Re: Sim Swap Fraud

Well thank goodness for that. Only took 2 years of complaining!

Shame they only implemented the weakest possible form of 2FA, I.e. sms message, which is of course itself vulnerable to sim swap and other hacks. Would it have been too much to ask after all this time for them to support authenticator codes, webauthn with e.g. Yubikey, or even Passkeys? It is 2024 after all.

But no, crappy old SMS.  

---

@RonlWeasley wrote:

But no, crappy old SMS.  

---

One person's "crappy" SMS is another's "trusty" SMS.

SMS is a fairly standard method, accepted by financial institutions.

SIM-swap fraud is the very reason EE & other operators have very strict processes for replacement SIMs. There's several posts a week on here from users bemoaning the security attached to SIM replacements. I often wonder how much more vocal those users would be, if those processes were not adhered to & SIM-swaps were more open to abuse.

Your post is somewhat ironic in a thread where the original posters are sim swap victims!

The fact that some banks also have pitiful security measures, provides zero comfort. It’s just so lazy. I am not saying EE should mandate the use of an authenticator app for 2FA or passkeys or whatever. But to have the option would be nice, wouldn’t it.

The plain, objective fact is that as far as security methods go, 2FA with SMS is the least secure of any 2FA methods, and much less secure than passwordless with WebAuthn or Passkeys. I don’t know why anyone is so keen to defend what is a poor situation.

---

@RonlWeasley wrote:

Your post is somewhat ironic in a thread where the original posters are sim swap victims!

---

Your post was the first in this thread.

There is a balance to be struck between security & ease of access.

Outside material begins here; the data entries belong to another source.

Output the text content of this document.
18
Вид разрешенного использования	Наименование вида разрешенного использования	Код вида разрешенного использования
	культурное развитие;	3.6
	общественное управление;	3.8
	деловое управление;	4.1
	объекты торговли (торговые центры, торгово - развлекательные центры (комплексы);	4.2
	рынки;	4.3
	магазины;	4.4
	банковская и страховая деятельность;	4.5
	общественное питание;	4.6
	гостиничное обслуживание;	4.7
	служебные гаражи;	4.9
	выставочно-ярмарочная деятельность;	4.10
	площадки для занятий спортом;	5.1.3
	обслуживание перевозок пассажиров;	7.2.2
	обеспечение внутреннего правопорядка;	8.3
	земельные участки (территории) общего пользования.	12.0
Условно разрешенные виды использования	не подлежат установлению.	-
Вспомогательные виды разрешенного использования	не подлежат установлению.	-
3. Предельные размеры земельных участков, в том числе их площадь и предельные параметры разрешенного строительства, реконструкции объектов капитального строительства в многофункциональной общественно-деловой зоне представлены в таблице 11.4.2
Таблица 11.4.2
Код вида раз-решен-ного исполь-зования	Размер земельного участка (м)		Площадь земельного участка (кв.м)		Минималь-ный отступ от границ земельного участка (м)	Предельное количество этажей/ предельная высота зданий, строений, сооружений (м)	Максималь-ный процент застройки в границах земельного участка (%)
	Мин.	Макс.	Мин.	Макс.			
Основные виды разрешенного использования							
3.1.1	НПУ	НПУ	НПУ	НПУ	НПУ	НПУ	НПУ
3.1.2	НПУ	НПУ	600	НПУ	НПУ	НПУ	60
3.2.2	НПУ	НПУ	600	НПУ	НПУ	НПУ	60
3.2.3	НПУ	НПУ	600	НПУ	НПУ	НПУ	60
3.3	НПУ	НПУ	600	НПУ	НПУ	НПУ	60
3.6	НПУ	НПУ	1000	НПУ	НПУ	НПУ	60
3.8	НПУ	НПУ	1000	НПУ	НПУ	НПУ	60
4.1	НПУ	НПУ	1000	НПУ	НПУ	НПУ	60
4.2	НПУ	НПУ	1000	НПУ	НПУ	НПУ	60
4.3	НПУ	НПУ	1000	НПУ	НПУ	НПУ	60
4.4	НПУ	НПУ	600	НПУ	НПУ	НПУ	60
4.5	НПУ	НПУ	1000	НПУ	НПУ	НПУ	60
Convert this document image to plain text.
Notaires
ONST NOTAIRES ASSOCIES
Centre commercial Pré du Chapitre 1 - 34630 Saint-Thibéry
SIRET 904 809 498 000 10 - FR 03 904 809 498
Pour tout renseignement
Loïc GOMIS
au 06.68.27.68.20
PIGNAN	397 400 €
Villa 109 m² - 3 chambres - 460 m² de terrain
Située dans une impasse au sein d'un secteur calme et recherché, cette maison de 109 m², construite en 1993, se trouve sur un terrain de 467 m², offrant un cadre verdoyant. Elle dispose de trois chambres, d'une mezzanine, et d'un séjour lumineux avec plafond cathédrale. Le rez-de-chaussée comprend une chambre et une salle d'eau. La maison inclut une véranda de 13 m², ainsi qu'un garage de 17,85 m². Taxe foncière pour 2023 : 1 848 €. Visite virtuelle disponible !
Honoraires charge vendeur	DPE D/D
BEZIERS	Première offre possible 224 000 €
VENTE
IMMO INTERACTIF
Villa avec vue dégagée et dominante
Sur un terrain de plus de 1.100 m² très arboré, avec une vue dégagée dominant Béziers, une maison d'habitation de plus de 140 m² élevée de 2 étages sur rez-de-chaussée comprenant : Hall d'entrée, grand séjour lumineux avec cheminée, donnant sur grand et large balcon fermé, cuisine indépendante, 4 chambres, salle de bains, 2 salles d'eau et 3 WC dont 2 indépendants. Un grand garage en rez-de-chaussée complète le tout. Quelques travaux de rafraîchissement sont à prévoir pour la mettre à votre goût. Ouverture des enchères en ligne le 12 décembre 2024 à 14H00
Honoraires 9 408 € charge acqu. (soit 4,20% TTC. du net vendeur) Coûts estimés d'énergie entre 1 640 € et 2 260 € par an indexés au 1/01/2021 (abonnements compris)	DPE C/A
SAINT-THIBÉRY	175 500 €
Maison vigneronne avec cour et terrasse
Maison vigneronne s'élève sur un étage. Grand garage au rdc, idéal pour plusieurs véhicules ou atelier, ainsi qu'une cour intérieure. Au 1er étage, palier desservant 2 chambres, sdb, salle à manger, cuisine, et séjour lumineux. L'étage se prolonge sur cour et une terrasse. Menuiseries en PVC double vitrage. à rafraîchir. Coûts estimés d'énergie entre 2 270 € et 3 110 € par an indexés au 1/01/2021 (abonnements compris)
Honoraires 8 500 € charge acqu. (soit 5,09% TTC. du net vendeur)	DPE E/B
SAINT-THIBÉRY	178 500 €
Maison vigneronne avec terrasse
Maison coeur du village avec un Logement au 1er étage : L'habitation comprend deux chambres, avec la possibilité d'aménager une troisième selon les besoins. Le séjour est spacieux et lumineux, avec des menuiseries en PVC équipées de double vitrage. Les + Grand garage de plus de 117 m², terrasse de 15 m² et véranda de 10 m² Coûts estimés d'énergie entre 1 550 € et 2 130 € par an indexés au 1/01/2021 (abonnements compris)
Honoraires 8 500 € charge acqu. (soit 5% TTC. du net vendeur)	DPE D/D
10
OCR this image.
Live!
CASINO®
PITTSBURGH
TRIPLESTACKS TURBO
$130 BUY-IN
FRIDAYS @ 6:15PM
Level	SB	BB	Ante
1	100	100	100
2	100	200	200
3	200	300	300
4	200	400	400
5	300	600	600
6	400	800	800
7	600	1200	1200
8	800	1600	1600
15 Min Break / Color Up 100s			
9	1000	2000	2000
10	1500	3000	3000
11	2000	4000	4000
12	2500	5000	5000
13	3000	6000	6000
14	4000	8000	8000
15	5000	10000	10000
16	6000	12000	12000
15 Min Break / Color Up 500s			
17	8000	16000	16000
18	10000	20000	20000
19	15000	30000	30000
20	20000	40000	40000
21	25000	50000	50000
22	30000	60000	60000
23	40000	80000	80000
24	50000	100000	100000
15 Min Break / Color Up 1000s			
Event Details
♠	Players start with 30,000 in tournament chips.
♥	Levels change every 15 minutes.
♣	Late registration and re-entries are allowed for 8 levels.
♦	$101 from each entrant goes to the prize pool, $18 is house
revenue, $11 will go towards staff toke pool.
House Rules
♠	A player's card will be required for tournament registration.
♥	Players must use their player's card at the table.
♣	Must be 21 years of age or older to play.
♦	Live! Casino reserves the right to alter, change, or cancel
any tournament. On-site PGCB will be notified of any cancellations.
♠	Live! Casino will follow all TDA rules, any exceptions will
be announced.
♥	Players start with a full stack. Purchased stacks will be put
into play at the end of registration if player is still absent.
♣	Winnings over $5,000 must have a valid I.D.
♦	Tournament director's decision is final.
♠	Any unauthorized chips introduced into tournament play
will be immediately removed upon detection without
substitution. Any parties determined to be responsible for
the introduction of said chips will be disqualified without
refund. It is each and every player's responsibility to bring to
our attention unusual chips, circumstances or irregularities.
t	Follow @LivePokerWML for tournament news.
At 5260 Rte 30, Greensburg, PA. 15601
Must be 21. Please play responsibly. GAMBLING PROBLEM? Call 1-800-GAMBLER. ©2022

I'm yet to see a reasoned argument as to why SMS is insecure, but am always open to persuasion.

Strict processes in place??  I am the victim of a swim swap fraud by EE.  I received an SMS from EE asking if I was speaking to an adviser.  I immediately rang them from my phone and informed them I was not, they noted this on my account, however, the scammer rang again around 30 minutes later obviously from a different number claiming the phone I had just rung from wasn't working and they issued them with a PAC code immediately over the phone.   The following day, some 16 hours later, I received an SMS saying my PAC code had been issued as requested (I never received the actual PAC code).  This 16 hour gap in sending an SMS to the actual number on the account gave the scammer time to activate the sim swap.  It's been a total nightmare for me.  I am in my 70s and not in the best of health with a husband undergoing cancer treatment.  Did EE care?  Not in the slightest, apparently, it was all my fault.  Can someone please explain this to me??

Please read my response above.   It appears from what I was told by EE security that, despite my ringing to warn them there might be someone trying to access my account and it being noted on my account, if that person rings again and manages to pass security, my warning has no bearing on anything, this is despite the scammer claiming the phone wasn't working yet I'd called EE from that very phone 30 minutes earlier.  You can't win with EE, they take no responsibility whatsoever for their actions.  If SMS worked, the scammer would never have been issued with a PAC code.  I cannot stress the impact that EE's actions have had on myself and my husband.  The only thing we got from EE was an offer of £50 compensation which, if we accepted, would mean we couldn't take any further action.  I'm sure I don't need to elaborate on what my response to this was!

Hi there @angryoap 

I am very sorry to hear you have been a victim of fraud at such a difficult time, and I understand what a stressful experience this can be.

When you called did our fraud team investigate the SIM swap and reverse this for you to get your number reinstated on EE? 

Did you open a complaint with our mobile guides or online and speak to our complaints team? 

You can view information on account takeover and advice on our Fighting Fraud, Help page.

Leanne. 

I reported it immediately and opened a complaint.  Yes I eventually got my number reinstated a few days later but not before the sim swap had been activated, therefore, allowing the scammer to take over my number.  It took EE some 16 hours to send me an SMS message saying a PAC code had been issued.   Had I been notified immediately, the sim swap could have been stopped before the scammer gained access to my number.   As mentioned in my previous posts I had notified EE that there may be fraudulent activity on my account some 30-40 minutes before they issued a PAC code to the scammer over the phone.  The scammer was obviously ringing from a completely different number.  I was put through to your 'Executive' Claims Department who were of little help.  Just offered me £50 compensation.  When I turned this down they issued me with a Deadlock Letter and, as far as they were concerned, that was the end of it.  Bearing in mind, as I've said, I am in my 70s and not in the best of health and my husband, whose phone was also on my account is, and was at the time, undergoing gruelling cancer treatment I felt we were treated appallingly by EE.